Comparing with other open-sourced results:

Toolkit	Dev	Test-Net	Test-Meeting	AIshell
Kaldi	9.07	12.83	24.72	5.41
Espnet	9.70	8.90	15.90	3.90
Wenet	8.88	9.70	15.59	4.61
Next-gen Kaldi	7.32	7.61	12.35	3.7

Comparing with our previous results (pruned_transducer_stateless5):

Model	Type	Greedy	Beam Search
Reworked Conformer	Non-streaming	8.22 & 9.03 & 14.54	8.17 & 9.04 & 14.44	--epoch 4
Zipformer	Non-streaming	7.83 & 8.86 &13.73	7.75 & 8.81 & 13.67	--epoch 4
Reworked Conformer	Streaming	8.78 & 10.12 & 16.16	8.53 & 9.95 & 15.81	--epoch 7; latency=320ms
Zipformer	Streaming	8.35 & 9.59 & 16.26	8.35 & 9.46 & 15.85	--epoch 7; latency=320ms

csukuangfj · 2023-06-23T12:49:47Z

Did you use CTC loss during training?

pkufool · 2023-06-23T12:50:25Z

Did you use CTC loss during training?

No

pkufool · 2023-06-23T12:53:50Z

@csukuangfj I made some changes to export.py and export-onnx.py (accepting tokens.txt rather than bpe.model), so that they can be shared among different reicpes, I think it is better to mantain only one copy of exporting code.

csukuangfj · 2023-06-23T12:55:31Z

I think it is better to mantain only one copy of exporting code.

Agreed. You can use symlinks to avoid additional copies.

pkufool · 2023-06-23T12:58:16Z

I think it is better to mantain only one copy of exporting code.

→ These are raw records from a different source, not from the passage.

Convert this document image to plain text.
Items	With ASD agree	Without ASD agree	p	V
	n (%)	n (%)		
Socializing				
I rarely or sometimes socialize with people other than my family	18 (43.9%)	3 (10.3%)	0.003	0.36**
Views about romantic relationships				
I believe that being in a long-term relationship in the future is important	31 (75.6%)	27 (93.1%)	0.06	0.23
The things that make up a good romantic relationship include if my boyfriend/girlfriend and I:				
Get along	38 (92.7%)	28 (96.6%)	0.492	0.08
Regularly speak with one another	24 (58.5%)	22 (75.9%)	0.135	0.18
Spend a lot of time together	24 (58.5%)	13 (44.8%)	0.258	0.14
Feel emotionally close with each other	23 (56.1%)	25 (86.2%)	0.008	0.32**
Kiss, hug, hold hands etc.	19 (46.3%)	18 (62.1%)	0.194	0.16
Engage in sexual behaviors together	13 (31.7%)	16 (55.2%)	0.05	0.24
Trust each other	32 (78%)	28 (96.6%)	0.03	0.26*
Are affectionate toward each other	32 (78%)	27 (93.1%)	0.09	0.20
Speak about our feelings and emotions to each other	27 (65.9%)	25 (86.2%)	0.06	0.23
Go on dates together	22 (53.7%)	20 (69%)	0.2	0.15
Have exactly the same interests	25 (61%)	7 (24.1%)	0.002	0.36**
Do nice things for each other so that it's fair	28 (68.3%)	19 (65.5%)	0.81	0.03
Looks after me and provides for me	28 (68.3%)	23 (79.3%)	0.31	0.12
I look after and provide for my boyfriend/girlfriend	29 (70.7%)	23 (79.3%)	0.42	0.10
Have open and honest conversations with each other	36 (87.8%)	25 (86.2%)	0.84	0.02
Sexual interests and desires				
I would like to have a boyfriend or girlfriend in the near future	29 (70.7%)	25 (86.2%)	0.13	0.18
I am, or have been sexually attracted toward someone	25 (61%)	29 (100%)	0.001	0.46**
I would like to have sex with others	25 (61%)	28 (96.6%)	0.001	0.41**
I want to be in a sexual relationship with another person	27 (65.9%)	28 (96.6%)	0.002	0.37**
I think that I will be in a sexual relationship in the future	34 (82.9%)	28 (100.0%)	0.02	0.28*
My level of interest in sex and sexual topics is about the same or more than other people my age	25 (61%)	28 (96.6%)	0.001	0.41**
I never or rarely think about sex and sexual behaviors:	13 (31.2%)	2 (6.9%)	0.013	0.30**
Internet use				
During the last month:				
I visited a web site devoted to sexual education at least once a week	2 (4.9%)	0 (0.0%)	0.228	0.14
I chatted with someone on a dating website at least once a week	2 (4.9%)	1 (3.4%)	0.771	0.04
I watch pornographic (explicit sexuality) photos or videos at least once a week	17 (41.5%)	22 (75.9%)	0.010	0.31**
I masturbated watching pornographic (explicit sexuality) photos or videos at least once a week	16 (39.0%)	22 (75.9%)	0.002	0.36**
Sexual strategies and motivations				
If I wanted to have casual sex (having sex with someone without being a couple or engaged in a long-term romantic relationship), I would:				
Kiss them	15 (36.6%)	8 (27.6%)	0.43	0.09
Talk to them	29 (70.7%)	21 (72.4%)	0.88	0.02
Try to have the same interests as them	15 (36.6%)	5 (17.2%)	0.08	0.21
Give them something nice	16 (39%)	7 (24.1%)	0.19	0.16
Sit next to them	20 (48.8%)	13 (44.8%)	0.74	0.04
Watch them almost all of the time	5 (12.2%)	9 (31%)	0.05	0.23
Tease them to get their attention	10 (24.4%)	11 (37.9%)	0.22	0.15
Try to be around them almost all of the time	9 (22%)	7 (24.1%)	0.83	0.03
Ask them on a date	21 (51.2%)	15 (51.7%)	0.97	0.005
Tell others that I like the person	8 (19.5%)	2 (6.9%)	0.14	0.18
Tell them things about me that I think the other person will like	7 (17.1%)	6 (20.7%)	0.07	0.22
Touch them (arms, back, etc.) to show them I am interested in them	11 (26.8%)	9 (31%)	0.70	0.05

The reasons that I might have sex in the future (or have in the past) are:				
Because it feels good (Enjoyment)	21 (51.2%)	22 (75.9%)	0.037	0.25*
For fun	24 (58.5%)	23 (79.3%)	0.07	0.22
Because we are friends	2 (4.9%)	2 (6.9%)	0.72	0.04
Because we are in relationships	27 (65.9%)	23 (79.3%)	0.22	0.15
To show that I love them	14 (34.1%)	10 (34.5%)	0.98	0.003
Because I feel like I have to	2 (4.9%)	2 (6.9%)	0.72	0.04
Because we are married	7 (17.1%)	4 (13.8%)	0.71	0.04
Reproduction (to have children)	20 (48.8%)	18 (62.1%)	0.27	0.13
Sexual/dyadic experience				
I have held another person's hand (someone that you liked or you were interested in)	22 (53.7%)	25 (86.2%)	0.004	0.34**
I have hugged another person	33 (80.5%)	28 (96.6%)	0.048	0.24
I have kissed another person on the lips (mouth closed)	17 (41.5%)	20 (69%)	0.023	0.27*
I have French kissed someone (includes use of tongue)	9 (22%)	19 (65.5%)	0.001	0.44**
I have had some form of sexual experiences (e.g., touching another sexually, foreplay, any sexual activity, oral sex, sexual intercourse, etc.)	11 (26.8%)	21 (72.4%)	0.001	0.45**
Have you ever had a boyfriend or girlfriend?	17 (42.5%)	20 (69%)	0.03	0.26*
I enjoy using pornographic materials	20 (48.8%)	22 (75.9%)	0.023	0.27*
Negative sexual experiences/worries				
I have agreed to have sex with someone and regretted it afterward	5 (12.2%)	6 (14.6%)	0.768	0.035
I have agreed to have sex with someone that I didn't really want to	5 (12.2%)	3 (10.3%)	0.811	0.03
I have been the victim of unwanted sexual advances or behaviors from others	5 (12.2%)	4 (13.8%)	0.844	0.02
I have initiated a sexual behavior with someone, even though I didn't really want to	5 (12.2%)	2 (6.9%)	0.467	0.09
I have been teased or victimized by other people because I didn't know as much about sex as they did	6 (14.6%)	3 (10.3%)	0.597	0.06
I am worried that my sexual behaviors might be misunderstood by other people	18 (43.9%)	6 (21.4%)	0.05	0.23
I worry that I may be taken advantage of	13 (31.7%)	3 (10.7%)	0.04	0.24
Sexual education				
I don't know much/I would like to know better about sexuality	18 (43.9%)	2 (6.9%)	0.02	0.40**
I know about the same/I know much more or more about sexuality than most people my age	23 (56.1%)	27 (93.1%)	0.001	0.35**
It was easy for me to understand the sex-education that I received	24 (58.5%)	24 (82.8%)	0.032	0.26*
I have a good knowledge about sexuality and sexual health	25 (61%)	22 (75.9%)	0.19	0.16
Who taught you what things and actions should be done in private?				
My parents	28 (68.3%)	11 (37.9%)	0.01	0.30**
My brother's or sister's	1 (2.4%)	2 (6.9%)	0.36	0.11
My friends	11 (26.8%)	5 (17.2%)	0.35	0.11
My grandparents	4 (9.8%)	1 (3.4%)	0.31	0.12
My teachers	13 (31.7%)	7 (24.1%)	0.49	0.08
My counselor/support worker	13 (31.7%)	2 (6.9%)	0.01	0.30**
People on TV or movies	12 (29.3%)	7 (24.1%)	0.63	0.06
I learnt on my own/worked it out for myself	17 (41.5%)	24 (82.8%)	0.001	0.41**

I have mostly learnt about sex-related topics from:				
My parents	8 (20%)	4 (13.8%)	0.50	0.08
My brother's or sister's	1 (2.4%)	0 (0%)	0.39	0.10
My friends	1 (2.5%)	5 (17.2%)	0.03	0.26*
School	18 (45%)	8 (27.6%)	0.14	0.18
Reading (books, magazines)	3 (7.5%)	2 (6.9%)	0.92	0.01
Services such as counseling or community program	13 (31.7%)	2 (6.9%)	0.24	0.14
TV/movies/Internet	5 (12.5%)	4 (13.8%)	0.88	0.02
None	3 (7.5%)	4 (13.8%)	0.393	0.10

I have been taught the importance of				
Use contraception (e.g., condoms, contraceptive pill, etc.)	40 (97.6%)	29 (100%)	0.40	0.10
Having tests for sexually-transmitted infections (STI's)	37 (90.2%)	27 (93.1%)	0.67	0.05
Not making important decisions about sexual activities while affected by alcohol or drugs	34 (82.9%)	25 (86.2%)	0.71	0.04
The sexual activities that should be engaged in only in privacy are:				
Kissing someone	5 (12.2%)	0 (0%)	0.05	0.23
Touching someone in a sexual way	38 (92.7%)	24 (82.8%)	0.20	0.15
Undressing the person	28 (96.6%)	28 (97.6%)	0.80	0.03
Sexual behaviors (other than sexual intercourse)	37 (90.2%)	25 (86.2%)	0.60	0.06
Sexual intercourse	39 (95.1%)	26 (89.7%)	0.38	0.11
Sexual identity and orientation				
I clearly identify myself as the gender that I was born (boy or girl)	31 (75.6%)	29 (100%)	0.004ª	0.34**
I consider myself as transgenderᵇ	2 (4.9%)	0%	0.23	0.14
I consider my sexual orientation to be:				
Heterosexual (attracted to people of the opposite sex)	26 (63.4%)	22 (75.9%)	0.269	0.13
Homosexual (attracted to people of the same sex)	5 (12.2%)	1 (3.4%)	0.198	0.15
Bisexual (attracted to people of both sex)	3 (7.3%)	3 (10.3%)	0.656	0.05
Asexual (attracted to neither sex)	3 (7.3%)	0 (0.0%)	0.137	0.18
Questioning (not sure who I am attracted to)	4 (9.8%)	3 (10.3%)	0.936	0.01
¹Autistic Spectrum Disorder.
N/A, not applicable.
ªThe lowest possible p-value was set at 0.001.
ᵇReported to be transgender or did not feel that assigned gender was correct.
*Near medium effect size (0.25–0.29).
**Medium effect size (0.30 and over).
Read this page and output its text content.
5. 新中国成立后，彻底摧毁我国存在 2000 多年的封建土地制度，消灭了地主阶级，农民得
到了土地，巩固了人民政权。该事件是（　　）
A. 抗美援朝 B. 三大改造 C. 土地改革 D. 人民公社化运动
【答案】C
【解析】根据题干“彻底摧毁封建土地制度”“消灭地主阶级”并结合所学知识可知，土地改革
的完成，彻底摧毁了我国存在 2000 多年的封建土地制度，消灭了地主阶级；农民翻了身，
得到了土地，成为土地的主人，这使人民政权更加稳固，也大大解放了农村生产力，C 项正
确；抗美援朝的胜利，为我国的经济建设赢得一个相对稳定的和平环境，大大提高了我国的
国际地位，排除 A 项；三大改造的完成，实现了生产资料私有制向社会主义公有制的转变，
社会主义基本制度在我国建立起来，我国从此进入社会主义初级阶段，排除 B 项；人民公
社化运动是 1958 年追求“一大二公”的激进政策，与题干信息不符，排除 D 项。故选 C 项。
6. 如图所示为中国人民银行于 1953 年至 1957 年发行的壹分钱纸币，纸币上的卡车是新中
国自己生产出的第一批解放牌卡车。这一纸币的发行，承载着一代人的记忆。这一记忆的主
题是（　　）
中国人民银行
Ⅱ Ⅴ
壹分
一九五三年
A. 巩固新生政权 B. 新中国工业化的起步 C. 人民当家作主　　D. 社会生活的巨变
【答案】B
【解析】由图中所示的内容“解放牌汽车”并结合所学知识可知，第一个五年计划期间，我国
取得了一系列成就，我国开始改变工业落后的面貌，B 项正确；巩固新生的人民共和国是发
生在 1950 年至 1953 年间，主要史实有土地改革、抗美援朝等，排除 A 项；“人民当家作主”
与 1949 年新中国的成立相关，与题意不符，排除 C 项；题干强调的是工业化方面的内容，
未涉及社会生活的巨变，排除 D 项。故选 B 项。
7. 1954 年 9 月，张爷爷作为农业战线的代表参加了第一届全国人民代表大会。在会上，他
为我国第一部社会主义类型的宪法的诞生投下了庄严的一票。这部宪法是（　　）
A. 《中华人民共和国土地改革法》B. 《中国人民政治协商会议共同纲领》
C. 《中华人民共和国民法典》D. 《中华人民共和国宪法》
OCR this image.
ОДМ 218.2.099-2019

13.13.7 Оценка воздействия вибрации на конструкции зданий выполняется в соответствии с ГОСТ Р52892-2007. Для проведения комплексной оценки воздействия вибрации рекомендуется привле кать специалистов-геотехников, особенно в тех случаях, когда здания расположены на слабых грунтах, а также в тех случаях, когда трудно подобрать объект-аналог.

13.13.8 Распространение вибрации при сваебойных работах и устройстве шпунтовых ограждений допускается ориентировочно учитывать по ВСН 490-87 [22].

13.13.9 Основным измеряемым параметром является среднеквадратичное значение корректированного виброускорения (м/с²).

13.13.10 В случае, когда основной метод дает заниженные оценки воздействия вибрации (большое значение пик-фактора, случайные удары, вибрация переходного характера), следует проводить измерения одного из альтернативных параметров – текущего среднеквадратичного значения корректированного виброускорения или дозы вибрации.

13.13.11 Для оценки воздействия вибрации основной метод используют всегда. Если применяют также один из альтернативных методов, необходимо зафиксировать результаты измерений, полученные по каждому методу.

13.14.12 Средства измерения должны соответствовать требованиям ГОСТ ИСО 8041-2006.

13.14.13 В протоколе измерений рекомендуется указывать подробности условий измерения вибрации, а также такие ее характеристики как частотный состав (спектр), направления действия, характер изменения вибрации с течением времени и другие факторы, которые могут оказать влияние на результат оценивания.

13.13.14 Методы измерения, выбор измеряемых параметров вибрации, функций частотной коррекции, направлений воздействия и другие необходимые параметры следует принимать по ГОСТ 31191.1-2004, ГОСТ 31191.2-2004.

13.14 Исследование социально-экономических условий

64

Agreed. You can use symlinks to avoid additional copies.

Then, you can have a look at the changes under librispeech/ASR/zipformer, see if it is OK，and do I miss some other code that need to be changed.

danpovey · 2023-06-24T23:46:28Z

hi, @pkufool, could you talk about why 'blank penalty' can improve the accuracy ?

We add blank penalty because we saw a lot of deletion errors in the decoded results, it might relate to the subsampling mechanism in zipformer, @danpovey may have more to say.

We don't really know why we had to compensate for deletion errors in this particular setup, because we haven't seen this effect in other zipformer examples or in other types of system on this data. If it recurs we may develop a better theory.

csukuangfj · 2023-07-05T02:32:18Z

egs/librispeech/ASR/zipformer/jit_pretrained_ctc.py

-
-    params.vocab_size = sp.get_piece_size()
+    token_table = k2.SymbolTable.from_file(params.tokens)
+    params.vocab_size = num_tokens(token_table)


It should be

params.vocab_size = num_tokens(token_table) + 1

+1 is missing.

OswaldoBornemann · 2023-12-22T07:56:26Z

@pkufool So I noticed that you used 6 GPUs to train the zipformer2, and each epoch costs 22 hours. So what kind of GPU did you use?

yaozengwei · 2023-12-22T07:59:11Z

@pkufool So I noticed that you used 6 GPUs to train the zipformer2, and each epoch costs 22 hours. So what kind of GPU did you use?

32G nvidia tesla v100

OswaldoBornemann · 2023-12-22T13:14:44Z

I see. Have you noticed that the latest lhoste makes zipformer training much faster than before? Do you have similar experience?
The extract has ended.